И она совсем не боится большого и сильного дядю Эда, который очень любит носить её на руках, подбрасывать к потолку и обещать, что посадит её на люстру. Ей совсем не страшно с этим дядей...
Папа много работает, но, когда он бывает дома, он всегда играет с ней. А когда он работает дома, то Ядвига-Надя иногда приходит к нему в кабинет, садится в уголке, и папа спрашивает у нее: "Тебе нравится?". Он делает такие красивые игрушки, что это не может не нравиться...

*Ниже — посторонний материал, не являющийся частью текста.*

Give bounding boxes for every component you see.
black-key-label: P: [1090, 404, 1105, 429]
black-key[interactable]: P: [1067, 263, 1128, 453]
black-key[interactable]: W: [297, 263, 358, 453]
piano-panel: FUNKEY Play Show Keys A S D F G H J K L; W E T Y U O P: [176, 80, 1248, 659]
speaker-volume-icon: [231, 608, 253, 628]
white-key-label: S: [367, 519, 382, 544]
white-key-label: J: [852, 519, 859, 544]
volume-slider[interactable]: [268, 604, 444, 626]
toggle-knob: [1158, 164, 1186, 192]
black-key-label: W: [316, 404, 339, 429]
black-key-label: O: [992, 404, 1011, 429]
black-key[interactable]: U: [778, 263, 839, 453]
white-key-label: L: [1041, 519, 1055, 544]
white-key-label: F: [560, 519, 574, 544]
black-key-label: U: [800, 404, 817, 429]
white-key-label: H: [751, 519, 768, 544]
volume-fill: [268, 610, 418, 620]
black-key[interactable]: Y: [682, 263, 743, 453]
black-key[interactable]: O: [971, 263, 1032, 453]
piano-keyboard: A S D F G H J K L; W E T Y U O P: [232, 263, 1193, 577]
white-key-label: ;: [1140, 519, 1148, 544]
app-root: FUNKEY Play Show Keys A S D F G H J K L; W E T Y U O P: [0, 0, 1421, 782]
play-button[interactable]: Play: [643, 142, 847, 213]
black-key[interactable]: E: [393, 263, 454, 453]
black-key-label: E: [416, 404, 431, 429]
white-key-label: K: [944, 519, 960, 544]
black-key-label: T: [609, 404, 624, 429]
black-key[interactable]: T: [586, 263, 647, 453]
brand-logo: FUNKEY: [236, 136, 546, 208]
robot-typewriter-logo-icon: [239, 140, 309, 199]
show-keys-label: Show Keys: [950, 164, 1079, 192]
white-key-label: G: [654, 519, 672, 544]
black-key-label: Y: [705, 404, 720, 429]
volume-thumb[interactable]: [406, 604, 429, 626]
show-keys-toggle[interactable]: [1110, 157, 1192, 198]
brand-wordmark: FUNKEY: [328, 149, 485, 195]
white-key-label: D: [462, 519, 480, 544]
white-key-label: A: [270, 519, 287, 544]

Недавно папа сказал, что летом они поедут в город, название которого она не может выговорить, потому что оно очень большое, но это родной город мамы. Ядвига-Надя спросила, когда наступит лето, а папа сказал, что это еще долго, сначала будет ёлка, а потом весна.
Теперь ей очень хочется узнать, что такой ёлка…
Но больше всех Ядвига-Надя любит маму: им так хорошо вместе, у неё такая хорошая, красивая, добрая мама! Добрая даже тогда, когда журит её за какую-нибудь проделку, на которые Ядвига-Надя великая мастерица. Она не проказница, но ведь в мире так много интересного!
С мамой хорошо всегда, но всего больше Ядвига-Надя любит, когда мама её купает: у неё такие мягкие, нежные руки, они так заботливо ласкают её тело…Она обожает песенку, которую негромко и нежно напевает мама, когда купает её, хотя, конечно, не совсем хорошо понимает значение одного из слов этой песенки: «Засраночка моя…»
14.10.2000 – 24.11.2000.                г. Николаев.